Whatever you choose, just remember that it doesn’t have to be overly complicated. After all, no one likes deep cleaning their casserole pot on a Sunday night.
Avoid working over the weekend
In our modern world, our jobs have become more demanding, and because we’re indefinitely connected it has become far too easy to be sucked into work over the weekend. It may be as simple as firing off a few emails in the hopes of not falling behind, but what we often forget is that in doing so we’re stealing energy from doing such tasks in the week ahead.
Interestingly The sleep judge study also concluded that those who bring work home over the weekend were significantly more likely to feel Sunday anxiety than those who don’t.
By committing to disconnect from anything work-related even if for just one day, you allow yourself to fully recharge. In the short term, this will leave you better equipped to take on Monday morning with a greater level of energy. You will be more efficient at clearing out your inbox and you’ll be more motivated to take on that looming deadline.
In the long run, this will go a long way in preventing workplace burnout and fatigue. a 1996 study on workplace burnout found not taking sufficient time to recover from demanding work to be one of its leading causes.
“Individuals who lack sufficient time and support to recover fully from demanding work are vulnerable to chronic exhaustion”
Prepare for Monday on Friday
It’s easy to be overwhelmed by the thought of Monday morning when you know just how much needs to be done, but you don’t have a plan of action to do it. You will feel much calmer on Sunday if you feel in control of how your Monday morning is going to pan out.
Rather than trying to balance setting up your to-do list with a full inbox Monday morning, dedicate 30 minutes of your time for planning on Friday. It can be as simple as writing a to-do list, but what I’ve found to be most effective is to also prepare and arrange everything so that I can literally jump right in.
Its also worth not giving in to the temptation to schedule or accept any Monday morning meetings, have them late afternoon instead (better yet, have them Friday). This may sound counterintuitive in the world of coordinating team deliverables, but in reality, you will have a higher reserve of mental energy to draw on for those more challenging tasks during the day.
What’s really going on
Work is never just ‘work’, it’s a combination of people, their agendas and a constant challenge to not just meet but outdo the bottom line. It’s near impossible for this recipe to be drama free for any length of time and therefore it’s normal for all of us to feel some level of work-related anxiety on occasion. But what if the above steps aren’t enough? The truth is that this is a dilemma faced by many, and if you’re one of them it may be time to ask yourself some hard questions.
Perhaps the Sunday scaries are giving you a sign that something is lurking deeper. Is it telling you that you don’t love what you’re doing anymore? That you’re not challenged in your current position? That you are longing to pursue a different passion?
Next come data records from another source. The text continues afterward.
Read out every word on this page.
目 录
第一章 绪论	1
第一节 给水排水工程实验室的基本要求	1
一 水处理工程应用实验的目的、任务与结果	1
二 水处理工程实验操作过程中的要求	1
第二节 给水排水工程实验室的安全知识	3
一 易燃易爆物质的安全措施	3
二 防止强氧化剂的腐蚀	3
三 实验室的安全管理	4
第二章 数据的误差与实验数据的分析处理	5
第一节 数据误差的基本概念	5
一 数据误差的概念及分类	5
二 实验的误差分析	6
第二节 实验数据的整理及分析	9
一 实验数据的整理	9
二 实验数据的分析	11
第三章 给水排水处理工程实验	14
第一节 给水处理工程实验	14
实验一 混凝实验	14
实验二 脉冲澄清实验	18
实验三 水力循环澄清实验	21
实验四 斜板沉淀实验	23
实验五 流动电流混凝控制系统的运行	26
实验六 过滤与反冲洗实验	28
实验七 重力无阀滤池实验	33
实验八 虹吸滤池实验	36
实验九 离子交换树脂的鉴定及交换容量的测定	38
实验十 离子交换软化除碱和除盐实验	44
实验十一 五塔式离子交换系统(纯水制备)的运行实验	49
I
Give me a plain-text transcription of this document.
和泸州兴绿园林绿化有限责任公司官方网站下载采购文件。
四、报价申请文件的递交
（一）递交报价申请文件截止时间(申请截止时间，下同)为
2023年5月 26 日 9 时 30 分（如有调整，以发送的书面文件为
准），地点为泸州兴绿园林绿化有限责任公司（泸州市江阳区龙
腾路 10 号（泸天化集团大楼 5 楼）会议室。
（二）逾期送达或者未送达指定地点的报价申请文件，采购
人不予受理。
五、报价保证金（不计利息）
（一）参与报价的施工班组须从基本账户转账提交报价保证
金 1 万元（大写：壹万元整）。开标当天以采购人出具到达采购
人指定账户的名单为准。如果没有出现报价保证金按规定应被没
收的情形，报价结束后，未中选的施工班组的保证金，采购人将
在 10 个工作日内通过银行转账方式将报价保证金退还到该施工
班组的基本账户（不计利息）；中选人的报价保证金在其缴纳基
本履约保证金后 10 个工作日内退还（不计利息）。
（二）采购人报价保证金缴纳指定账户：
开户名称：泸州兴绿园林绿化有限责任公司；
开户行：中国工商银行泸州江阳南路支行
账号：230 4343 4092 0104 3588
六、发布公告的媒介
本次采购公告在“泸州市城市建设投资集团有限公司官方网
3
That you’re not matched to a job that forces you to go against your own values?
These questions can be difficult because ultimately we all fear a life lacking financial stability. But the thing is there isn’t enough money in the world to make up for emotional and physical instability. When we’re free from this anxiety we’re more energized and motivated to do an excellent job and excellence will always be in high demand.
Now I’m not suggesting you resign tomorrow, you may just need a change within your current workplace. But by answering these questions honestly, you will at least know what needs to be done. Once you know that you can plan your change accordingly.